Executive Summary- Project 10-021
Dry Deposition of Ozone Built Environment Surfaces
In January of 2010 the USEPA proposed to strengthen the 8-hour primary National Ambient Air Quality Standards (NAAQS) for ozone to between 0.060 and 0.070 ppm and established a new seasonal secondary standard. The increased stringency of the primary and secondary NAAQS is expected to result in nonattainment designations for many more counties throughout the United States, including Texas. Photochemical grid models, such as the Comprehensive Air Quality Model with extensions (CAMx) that is used by the State of Texas, have a central role in the design of emission control strategies for attainment demonstrations and air quality planning. Dry deposition is the most important physical removal mechanism for ozone in Texas. Consequently, it is critical that related model algorithms be as accurate as possible in order to reduce uncertainties in predictions that will be used to implement ozone reduction strategies. Improvements in the dry deposition algorithms in CAMx are particularly important given the rapidly changing nature of urban landscapes, including increases in built environment surfaces such as roofing, building façades, and roadways.
The overall objective of this project is to improve existing knowledge of the effects of the urban built environment on dry deposition of ozone and predicted ozone concentrations. This project uses Austin, Texas, as the case study area but the experimental data and air quality modeling approach will be applicable to other ozone nonattainment and near nonattainment areas in eastern Texas. The project has the following objectives:
1. To conduct laboratory and field experiments to better characterize ozone removal by large-area outdoor built environment surfaces.
2. To characterize built environment surfaces in the Austin, Texas urban landscape using geospatial data.
3. To modify the dry deposition algorithms in CAMx, the air quality model used in regulatory applications for Texas, to include information from (1) and (2).
4. To conduct CAMx simulations to investigate the impacts of improvements in the characterization of dry deposition to built environment surfaces and of potential increases in built environment surfaces due to future urbanization on predicted ozone concentrations in Austin, Texas.
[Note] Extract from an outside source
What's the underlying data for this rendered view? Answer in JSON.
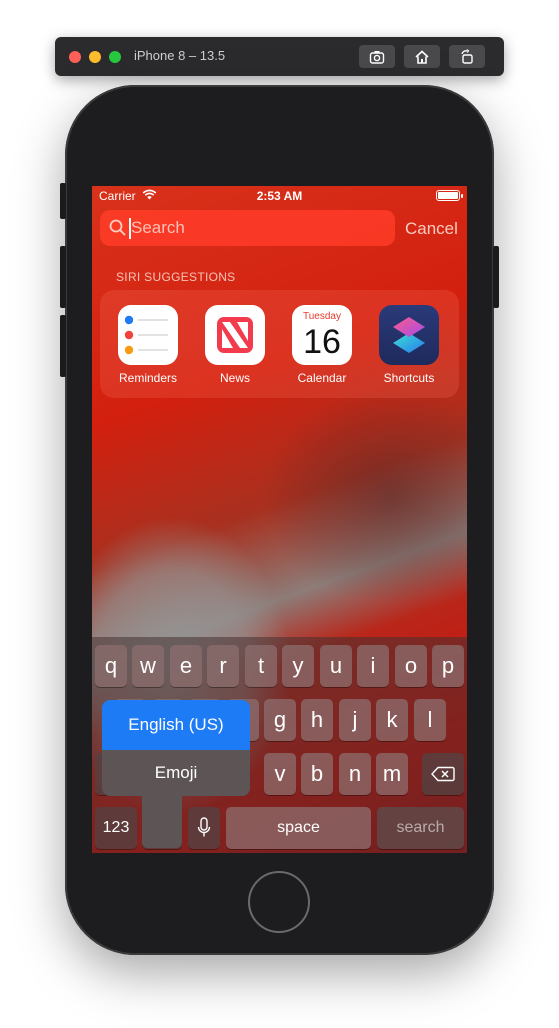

The deliverables to TCEQ will include revised deposition information, obtained from laboratory experiments, for a minimum of sixteen materials representing a range of urban built environment surfaces. Modified CAMx code to recognize these new urban land use categories will be provided, as well as an updated land use database for Austin, Texas, based upon the latest available geospatial information. Collectively, these deliverables should allow the TCEQ to readily adapt this work to photochemical modeling of other urban areas in Texas with similar built environment surfaces to that of Austin.